Соколов опустился в кресло, Лорка подтянул второе, легко скользнувшее по ковру, и сел напротив, по другую сторону столика.
— Чай, кофе? По такой погоде не мудрено продрогнуть.
— Если не возражаете, кофе. — Наблюдая, как Лорка на кнопочном пульте набирает заказ, Соколов признался: — Я и правда продрог, пока бродил вокруг вашего дома. Знал, что вы вернулись, а дверь заперта и сигнализация не работает.
Лорка внимательно взглянул на гостя.
— Вот как, знали?
— Знал, — спокойно подтвердил Соколов.
Он хотел что-то добавить, но его прервал легкий музыкальный аккорд, повисший в воздухе.
— Ага, — удовлетворенно проговорил Лорка, — вот и кофе готов.
Центральная часть столика опустилась вниз, открывая темный провал цилиндрической шахты, и через секунду поднялась уже вместе с кофейником, чашками, молочником, сахарницей и всем остальным, что нужно. Соколов смотрел на все это с удовольствием и некоторой плотоядностью во взоре. Лорка налил себе чашку из сердитого, плюющегося перегретым паром кофейника, потянулся к чашке гостя, но тот мягко, почти нежно остановил его руку.
— Уж позвольте, я сам.
Лорка с улыбкой поставил кофейник на место. Соколов пододвинул к себе высокий стакан, налил в него сливок, добавил ледяной воды и сахару. Помешивая этот импровизированный коктейль, Соколов проникновенно сказал, обращаясь не столько к Лорке, сколько к накрытому столику:
— Люблю вкусно поесть и попить. Знаю, что это слабость, — он вздохнул, — чревоугодие, но ничего не могу с собой поделать.

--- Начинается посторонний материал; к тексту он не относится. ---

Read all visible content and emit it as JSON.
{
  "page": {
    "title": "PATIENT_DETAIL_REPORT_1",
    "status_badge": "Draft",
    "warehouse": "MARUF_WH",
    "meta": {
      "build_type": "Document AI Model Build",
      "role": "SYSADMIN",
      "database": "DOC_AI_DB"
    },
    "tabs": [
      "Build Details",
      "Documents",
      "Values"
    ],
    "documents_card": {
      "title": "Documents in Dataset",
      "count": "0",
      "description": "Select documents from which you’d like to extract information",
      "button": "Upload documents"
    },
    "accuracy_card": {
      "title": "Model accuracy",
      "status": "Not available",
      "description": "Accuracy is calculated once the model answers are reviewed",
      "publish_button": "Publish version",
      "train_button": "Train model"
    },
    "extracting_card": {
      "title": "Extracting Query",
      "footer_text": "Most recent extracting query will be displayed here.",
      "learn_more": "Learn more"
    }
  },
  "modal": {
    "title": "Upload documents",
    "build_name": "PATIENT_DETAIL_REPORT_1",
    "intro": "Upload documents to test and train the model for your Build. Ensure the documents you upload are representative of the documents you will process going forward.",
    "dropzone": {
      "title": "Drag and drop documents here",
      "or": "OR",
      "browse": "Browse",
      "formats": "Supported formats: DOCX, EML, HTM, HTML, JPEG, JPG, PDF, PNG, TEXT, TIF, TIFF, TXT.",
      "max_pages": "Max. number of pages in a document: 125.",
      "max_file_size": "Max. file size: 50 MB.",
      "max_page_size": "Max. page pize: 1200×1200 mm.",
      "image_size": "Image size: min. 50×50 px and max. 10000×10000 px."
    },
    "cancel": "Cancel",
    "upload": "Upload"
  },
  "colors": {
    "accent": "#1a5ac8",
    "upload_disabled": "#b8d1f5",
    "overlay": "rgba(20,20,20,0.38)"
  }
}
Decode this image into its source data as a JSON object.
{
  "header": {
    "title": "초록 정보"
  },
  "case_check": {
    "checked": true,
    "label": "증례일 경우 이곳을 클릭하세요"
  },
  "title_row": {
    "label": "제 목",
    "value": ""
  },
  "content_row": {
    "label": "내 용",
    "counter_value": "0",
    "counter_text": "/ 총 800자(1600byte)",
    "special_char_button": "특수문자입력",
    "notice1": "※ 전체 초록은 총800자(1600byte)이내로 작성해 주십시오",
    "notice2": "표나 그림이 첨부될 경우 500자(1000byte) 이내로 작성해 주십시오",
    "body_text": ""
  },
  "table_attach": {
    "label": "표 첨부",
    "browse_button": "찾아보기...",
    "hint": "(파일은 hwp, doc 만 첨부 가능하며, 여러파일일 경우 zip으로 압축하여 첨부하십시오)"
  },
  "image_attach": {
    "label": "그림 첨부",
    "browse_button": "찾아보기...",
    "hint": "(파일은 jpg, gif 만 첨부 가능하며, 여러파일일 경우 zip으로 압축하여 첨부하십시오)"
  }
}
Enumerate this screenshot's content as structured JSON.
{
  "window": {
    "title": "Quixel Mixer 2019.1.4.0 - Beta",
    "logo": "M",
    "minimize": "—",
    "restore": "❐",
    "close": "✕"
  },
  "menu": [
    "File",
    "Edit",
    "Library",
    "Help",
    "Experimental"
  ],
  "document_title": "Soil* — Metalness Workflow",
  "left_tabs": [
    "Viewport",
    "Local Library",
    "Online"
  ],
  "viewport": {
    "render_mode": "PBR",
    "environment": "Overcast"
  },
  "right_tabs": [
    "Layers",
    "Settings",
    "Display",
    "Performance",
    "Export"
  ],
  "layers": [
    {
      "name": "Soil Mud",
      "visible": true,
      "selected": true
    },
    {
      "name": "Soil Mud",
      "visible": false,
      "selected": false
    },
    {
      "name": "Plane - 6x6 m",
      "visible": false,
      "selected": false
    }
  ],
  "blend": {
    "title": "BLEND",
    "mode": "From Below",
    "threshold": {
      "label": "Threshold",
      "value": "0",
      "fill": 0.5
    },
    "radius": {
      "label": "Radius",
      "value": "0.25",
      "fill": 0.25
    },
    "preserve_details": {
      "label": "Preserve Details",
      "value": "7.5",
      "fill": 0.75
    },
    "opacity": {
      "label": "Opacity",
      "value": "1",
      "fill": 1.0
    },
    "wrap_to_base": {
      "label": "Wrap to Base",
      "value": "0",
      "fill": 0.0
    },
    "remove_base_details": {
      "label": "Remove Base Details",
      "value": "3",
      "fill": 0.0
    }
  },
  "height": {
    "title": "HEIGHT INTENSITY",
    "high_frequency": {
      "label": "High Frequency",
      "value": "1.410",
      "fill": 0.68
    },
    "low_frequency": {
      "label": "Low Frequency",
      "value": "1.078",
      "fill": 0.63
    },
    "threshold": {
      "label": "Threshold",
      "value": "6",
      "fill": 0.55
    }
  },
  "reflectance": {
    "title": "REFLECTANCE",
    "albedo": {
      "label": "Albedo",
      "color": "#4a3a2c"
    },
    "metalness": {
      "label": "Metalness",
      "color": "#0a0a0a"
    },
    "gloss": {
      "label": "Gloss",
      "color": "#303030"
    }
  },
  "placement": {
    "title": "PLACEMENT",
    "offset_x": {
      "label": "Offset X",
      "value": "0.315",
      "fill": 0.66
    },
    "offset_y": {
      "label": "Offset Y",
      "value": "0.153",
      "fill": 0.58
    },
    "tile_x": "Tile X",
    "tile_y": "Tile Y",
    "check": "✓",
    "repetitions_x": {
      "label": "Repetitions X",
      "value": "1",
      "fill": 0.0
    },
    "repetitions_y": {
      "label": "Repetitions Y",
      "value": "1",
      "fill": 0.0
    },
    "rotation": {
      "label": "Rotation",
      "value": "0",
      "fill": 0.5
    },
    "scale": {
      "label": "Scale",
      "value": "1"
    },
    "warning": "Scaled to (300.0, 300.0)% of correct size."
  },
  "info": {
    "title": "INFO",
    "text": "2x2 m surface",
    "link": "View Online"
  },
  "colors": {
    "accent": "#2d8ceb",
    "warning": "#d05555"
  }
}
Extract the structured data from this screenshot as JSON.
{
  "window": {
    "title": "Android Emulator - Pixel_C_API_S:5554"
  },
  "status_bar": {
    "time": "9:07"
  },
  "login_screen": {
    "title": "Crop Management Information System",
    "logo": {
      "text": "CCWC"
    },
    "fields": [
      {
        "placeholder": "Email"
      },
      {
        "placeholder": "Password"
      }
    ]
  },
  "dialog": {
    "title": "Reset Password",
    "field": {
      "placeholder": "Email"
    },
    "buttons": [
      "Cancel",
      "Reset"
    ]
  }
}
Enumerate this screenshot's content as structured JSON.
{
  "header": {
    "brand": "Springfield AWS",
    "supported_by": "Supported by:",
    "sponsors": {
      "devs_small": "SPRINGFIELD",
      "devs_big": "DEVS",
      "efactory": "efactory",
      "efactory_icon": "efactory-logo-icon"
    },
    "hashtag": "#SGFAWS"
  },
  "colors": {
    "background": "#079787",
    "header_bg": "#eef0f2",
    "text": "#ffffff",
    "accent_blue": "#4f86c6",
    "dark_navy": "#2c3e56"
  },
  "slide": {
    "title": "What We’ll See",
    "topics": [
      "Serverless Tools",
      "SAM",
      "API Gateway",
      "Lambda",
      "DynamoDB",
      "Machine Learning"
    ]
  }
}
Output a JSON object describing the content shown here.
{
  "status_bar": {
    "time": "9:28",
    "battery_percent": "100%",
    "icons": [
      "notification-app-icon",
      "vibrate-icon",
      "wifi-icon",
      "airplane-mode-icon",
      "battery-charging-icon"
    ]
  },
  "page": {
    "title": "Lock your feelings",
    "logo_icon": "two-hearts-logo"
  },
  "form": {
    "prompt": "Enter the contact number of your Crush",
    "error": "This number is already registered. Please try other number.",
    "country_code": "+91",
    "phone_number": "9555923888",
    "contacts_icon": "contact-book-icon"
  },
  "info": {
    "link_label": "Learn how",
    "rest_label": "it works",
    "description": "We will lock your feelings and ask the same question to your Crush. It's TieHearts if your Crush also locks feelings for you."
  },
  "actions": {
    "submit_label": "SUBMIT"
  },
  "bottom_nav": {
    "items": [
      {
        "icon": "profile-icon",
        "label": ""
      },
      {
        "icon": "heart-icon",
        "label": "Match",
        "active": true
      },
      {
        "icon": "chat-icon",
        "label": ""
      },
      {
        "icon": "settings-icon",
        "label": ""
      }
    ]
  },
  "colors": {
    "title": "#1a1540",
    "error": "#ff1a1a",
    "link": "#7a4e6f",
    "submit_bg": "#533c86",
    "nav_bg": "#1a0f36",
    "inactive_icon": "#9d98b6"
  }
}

Наполнив чашку кофе, он сказал почти благоговейно:
— Глоточек кофе и глоток коктейля — божественно! Мое собственное изобретение.
Несколько раз совершив эту процедуру, Соколов поднял глаза на Лорку, который уже справился со своим кофе и теперь со снисходительной улыбкой смотрел на странного гостя.
— А вы все-таки варвар, Федор, — сочувственно и грустно проговорил Соколов, наливая себе вторую чашечку. — Облагороженный воспитанием, скованный традициями, отшлифованный тренингом, но все-таки варвар. Вы не понимаете прелести и тонкости застолья.
Лорка усмехнулся.
— Вот тут вы ошибаетесь. По происхождению я типичный аристократ. Мое прошлое своими корнями уходит в целое созвездие именитых родов — графы, пираты и поэты. Но надеюсь, вы пришли ко мне не для обсуждения проблем наследственности?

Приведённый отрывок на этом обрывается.